The project of Englishman Neil Rudd, Eat Lights Become Lights take various strands of Krautrock (motorik pulses, drones, some pastoral kosmische soundscapes too) and mould them into a gleaming vehicle for 21st century (mostly) instrumental pop.

The album gets straight onto the autobahn with a thrilling opening, ‘Modular living’, full of sprightly mid range pulses and energising upper arpeggios (full drums help too), before gearing down for ‘MOD-ULO-510’, a steadfast, nodding rhythm full of comforting bleeps and synth rushes, more suited to a Sunday drive on a quiet side road perhaps.

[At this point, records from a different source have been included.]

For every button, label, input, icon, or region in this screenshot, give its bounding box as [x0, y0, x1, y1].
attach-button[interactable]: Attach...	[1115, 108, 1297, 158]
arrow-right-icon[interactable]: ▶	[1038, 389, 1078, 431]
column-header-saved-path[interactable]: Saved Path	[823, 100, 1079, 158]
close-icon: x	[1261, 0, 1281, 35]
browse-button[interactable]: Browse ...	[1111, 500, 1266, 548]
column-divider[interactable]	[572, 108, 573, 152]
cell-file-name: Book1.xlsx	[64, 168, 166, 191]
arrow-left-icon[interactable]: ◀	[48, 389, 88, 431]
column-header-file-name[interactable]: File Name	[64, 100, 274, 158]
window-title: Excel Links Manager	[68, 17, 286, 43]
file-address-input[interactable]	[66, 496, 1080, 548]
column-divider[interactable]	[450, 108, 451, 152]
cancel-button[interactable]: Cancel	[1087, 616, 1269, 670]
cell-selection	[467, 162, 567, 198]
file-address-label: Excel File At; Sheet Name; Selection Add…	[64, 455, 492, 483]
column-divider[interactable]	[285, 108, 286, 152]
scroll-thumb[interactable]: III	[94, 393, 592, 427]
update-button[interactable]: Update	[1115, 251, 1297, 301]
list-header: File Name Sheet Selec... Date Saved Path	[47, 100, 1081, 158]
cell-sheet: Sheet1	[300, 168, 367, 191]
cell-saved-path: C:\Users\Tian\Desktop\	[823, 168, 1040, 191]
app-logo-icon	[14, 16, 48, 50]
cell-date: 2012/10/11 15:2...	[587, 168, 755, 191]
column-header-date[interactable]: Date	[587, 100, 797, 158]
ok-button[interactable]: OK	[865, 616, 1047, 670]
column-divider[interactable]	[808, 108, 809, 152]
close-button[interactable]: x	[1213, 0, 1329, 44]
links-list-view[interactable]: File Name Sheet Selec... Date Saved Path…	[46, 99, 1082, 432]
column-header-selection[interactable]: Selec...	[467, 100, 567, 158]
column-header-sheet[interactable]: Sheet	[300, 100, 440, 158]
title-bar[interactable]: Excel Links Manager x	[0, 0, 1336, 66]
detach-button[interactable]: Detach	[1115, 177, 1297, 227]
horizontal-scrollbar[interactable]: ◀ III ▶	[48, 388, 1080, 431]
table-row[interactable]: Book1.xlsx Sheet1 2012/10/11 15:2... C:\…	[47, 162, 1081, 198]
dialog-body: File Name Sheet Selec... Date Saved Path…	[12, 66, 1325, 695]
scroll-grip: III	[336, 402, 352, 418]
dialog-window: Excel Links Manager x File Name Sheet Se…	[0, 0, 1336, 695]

Back on to the main drag for ‘13th Looking South’, using a lovely motorised drone with twinkling side effects. Although the front of the album is loaded in motorik gear, there is still room for beautiful diversions into pastoral terrain midway through.

‘Rowley Way Overlook’ is a particularly gorgeous kosmische interlude, intertwining keyboard melodies wrapping around just the hint of a filtered vocal sample. The one-two-three bassline could send you to sleep happily dreaming of electric sheep. Although ‘Los Feliz to Griffith’ which follows it gives it a good run for its money, a wonderful, dreamy choir of analogue drift.

‘Life in the sprawl’ makes the endless reach of suburbia seem almost bearable with its shimmering repetition. The album highlight for me is ‘Chiba Prefecture’, a fantastic combination of eyes down drumming and eyes wide synth twinkle. It’s just magical the way it surges and sways.

‘Electromagnetika’ brings us back to full speed motorik settings, a pulsing monster of a runaway train/car, before we slip out on ‘Habitat ‘67’, another blissfully serene mid-tempo work-out which flirts with orchestral overtones and Reichian shapes.

This shifting up and down the gears works brilliantly. Each tempo and mood hold their own, the variety if anything throwing further light on the wider Krautrock project. You get the feeling hearing this music live could be something like a religious experience. Failing that, the album is glorious in its own right.